Couples are struggling to understand how the love they once shared has changed and they are now edging towards separation or divorce.
Many of these couples are unaware the love they had died because they didn’t know what to do to keep it alive.
Sadly many divorces happen because they think their love is dead when in reality it was simply dormant.
Relationships need feeding or love will die
Relationships need feeding and so many couples are not understanding how they are killing the very thing they want to keep.
Love can start to die in a marriage when one person starts to focus on themselves and their own needs, this can happen if
- the person is naturally self-absorbed
- the person is living in a needs deficit so they feel uncared for
- the person struggles to trust their partner – this could be for good reason or they suffer from trust issues.
- the person doesn’t know how to grow a relationship
Couples who are most successful have learned what their partner needs and are focused on making sure those needs are met.
Needs not being met can kill the love
Far too many people are giving to their partner what they themselves need, totally unaware their partners’ needs are going to be very different.
This is going to be frustrating for both people and can create emotional distance.
When both people take their focus off themselves and practice putting their focus on each other this can create a foundation of security without security needing to be their focus.

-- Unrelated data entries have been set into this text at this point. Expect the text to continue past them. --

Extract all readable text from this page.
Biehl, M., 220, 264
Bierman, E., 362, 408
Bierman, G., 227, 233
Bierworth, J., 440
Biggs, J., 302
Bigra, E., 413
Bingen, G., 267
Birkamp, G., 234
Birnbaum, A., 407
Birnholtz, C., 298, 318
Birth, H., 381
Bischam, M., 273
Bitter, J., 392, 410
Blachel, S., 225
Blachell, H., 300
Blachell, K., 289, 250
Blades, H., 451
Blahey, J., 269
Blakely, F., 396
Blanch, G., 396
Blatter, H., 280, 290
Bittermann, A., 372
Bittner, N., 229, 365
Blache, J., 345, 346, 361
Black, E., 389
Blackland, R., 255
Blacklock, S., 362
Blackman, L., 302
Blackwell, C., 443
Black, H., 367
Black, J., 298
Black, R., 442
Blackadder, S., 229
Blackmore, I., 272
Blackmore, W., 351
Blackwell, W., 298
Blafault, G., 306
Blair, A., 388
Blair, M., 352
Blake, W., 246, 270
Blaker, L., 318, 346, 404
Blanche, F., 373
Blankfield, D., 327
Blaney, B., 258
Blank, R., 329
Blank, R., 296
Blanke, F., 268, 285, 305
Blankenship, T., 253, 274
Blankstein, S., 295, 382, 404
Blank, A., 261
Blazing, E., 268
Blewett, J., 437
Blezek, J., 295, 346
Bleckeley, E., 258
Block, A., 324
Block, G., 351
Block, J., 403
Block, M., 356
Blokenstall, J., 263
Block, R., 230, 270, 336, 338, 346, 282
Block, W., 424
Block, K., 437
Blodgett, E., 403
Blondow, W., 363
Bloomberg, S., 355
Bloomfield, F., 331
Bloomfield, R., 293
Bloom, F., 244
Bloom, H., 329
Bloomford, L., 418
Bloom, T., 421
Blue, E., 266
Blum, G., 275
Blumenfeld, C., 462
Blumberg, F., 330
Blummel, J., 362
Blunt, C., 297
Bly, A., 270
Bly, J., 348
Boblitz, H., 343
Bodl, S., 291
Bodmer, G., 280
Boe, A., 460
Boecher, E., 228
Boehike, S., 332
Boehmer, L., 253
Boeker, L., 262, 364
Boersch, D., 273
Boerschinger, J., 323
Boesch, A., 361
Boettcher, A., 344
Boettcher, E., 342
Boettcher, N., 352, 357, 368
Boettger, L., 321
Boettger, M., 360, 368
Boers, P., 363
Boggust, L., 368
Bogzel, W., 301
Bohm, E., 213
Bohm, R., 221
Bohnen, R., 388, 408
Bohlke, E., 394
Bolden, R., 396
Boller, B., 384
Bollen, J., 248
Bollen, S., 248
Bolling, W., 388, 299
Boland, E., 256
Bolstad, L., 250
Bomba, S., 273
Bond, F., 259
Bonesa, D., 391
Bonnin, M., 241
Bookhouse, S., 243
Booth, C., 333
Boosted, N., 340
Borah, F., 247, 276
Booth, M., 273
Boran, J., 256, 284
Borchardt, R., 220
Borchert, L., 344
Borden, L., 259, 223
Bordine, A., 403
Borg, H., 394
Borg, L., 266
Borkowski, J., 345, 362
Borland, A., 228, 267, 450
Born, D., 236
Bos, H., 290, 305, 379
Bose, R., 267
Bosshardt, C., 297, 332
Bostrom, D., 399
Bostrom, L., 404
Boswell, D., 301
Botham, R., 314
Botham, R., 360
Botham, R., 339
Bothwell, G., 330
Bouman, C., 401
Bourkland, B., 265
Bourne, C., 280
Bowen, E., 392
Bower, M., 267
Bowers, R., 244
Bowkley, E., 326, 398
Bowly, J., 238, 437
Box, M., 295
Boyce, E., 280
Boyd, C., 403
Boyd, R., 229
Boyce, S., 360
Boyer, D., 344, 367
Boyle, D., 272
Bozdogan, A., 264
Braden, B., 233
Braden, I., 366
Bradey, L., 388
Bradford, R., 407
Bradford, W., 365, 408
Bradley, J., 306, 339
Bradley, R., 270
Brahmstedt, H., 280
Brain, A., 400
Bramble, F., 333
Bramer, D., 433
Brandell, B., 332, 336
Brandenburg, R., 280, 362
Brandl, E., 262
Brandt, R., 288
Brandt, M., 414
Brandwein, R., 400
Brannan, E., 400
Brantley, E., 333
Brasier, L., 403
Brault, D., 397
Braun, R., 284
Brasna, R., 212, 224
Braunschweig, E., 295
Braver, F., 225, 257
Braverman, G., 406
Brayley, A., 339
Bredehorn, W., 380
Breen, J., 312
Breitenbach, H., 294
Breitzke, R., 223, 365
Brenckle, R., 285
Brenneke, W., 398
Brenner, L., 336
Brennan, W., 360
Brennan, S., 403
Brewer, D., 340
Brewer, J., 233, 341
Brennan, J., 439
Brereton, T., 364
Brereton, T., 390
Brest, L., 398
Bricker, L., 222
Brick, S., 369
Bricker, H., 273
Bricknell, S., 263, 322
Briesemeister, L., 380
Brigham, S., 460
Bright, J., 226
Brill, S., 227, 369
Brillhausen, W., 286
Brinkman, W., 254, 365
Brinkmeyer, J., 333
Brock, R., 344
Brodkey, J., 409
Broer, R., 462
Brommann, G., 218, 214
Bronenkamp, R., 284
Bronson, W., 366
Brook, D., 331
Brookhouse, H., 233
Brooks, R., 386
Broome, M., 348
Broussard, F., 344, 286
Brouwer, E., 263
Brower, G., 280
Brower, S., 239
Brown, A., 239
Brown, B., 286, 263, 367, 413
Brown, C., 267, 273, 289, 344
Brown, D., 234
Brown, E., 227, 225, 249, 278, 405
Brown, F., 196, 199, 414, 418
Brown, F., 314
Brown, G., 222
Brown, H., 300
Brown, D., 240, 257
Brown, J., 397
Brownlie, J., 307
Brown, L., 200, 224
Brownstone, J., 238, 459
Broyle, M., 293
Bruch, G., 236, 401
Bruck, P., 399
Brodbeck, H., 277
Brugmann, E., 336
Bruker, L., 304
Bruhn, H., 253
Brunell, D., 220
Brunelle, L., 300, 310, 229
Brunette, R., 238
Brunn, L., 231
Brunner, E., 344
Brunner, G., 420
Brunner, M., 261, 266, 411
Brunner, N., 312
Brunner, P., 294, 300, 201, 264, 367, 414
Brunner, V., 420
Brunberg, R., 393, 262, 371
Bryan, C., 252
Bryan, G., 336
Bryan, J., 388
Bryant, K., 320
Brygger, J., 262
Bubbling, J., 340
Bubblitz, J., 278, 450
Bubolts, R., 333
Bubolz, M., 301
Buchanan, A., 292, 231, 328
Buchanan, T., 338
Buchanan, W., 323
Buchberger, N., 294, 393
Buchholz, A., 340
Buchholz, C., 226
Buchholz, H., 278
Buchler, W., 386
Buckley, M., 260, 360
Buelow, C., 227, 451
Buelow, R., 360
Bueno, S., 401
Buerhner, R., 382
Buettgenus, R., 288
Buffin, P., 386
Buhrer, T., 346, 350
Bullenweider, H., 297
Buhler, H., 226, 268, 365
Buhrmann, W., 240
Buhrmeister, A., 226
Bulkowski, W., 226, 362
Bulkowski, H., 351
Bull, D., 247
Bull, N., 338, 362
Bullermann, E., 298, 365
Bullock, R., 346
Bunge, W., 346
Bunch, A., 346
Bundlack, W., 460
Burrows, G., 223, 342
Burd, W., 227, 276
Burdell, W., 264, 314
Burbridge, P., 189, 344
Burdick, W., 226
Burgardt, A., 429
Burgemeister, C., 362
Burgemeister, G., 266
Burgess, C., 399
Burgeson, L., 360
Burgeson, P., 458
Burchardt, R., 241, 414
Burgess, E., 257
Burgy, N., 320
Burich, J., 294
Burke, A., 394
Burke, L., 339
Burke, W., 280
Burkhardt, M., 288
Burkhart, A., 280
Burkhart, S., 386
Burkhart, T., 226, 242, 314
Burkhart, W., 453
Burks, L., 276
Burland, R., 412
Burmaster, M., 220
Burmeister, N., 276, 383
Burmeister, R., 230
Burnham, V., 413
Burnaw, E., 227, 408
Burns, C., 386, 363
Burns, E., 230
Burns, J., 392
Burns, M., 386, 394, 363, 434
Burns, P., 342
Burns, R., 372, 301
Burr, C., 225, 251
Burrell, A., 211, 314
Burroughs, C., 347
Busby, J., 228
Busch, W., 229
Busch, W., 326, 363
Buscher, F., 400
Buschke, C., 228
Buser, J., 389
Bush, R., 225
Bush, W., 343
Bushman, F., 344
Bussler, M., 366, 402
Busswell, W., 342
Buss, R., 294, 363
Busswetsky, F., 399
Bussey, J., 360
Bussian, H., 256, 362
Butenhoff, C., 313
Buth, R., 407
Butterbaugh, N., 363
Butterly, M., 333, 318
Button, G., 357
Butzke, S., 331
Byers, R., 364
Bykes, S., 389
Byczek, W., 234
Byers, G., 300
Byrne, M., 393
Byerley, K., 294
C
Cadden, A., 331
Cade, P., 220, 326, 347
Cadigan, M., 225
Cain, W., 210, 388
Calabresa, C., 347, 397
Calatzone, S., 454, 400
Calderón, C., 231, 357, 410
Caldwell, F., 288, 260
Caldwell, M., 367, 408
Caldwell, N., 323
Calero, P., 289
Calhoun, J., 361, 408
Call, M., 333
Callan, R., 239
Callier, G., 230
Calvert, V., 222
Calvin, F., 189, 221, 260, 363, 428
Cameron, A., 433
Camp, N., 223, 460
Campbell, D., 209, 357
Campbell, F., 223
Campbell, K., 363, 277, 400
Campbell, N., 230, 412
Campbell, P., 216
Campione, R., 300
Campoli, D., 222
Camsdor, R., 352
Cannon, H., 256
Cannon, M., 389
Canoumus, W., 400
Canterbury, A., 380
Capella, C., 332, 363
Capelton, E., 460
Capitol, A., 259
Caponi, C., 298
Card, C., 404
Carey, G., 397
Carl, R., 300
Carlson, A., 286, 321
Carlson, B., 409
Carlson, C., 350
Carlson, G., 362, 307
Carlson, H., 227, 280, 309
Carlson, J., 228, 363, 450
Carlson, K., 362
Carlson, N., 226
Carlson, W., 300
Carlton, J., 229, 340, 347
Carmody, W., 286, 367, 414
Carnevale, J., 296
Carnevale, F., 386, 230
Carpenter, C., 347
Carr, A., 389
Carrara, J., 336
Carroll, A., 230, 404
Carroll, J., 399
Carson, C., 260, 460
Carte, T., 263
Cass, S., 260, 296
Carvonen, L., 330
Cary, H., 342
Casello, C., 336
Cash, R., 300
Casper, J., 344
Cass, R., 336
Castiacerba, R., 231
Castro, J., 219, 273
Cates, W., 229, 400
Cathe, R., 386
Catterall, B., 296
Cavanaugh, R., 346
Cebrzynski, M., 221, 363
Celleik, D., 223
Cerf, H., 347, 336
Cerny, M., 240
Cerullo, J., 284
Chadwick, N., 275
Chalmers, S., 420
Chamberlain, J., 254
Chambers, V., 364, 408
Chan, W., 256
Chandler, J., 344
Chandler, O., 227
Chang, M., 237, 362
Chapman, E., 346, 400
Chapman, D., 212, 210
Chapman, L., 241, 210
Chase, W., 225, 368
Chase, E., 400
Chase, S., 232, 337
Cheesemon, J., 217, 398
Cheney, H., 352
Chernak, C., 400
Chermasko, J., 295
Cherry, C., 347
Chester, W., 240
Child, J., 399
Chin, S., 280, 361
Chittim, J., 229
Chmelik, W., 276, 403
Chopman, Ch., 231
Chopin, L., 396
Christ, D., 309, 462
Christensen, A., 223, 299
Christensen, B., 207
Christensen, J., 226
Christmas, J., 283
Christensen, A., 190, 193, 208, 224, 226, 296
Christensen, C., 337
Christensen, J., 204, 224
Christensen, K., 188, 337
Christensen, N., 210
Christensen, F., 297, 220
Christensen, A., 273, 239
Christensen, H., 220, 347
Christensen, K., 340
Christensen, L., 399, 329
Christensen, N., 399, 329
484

Many couples try to get their needs met in distorted ways – I’ll do this for you, if you do this for me. This trade of needs comes from a focus on the persons’ self-interest.
Love can’t grow from a focus on me. “Me” focused relationships will always suffer.
I give to you because it’s who I am, creates a significantly more powerful connection that would feel authentic.
It’s important to stress that when you are giving that you don’t lose who you are in the process. Many people I see are people pleasers and they live with partners who are happy to take. This is a distortion and kills love.
Giving to your partner must connect you to who you are and who you want to be.
Communication problems can make love a struggle
When couples are happy especially in the early days they are not seeing their communication differences. When stress hits their differences become significant.
Unfortunately, these misunderstood differences actually cause more stress as the couples struggle to make sense of their conflict.
If we look at a very basic example; some men are trying to fix the problems that women don’t need fixing. All she needs is someone to connect to and talk to and he keeps trying to shut the conversation down and move on.
Many women with this problem feel he doesn’t care and the men are frustrated she’s not happy he tried to help her.
Not being able to connect with each other is another factor that kills love as they are always on different pages.
I spend a significant amount of time training couples how to speak and listen to what their partner is really saying.
A generalisation is men are not naturally good at translating what women are trying to say and women are convinced they are being crystal clear. This is a recipe for disaster because in her mind he doesn’t care and this will lead her to switch off love.
She can also try to look for a deeper meaning to his words when in reality what he says is probably all he means.
Again every couple is different but if you’re not getting through to each other there will be a comprehension problem that will create a disconnect.
Self-protection kills love
Many people are trying to avoid vulnerability, in western society we are taught vulnerability is a bad thing. Unfortunately, vulnerability is a critical key ingredient in keeping couples love alive.
Someone who won’t be vulnerable is protecting themselves. Self-protection in relationships kills love.
The key to being vulnerable is being able to positively influence the relationship no matter how good or bad things become.
This takes a real understanding of your partner, how they think and what they really need.
Many people in long-term relationships will say they have love for each other, but what they struggled to keep alive is their ability to be “in love” with each other.
If you don’t know what you are doing you can without knowing, kill your love and connection.
Keeping a relationship loving and passionate is a skill that so many couples lack. Sadly through social conditioning, they expect their passion for each other to dwindle and when it does they don’t worry.
Loss of passion is just one sign their love is being challenged.
As the years pass at least one person in a couple is swopping their need for passion with a need for security and it’s killing their love for each other without them knowing.
The key to a successful marriage is becoming conscious of how to successfully keep your connection alive and you can both only do this through understanding.
That understanding isn’t natural for men or women so has to be learnt.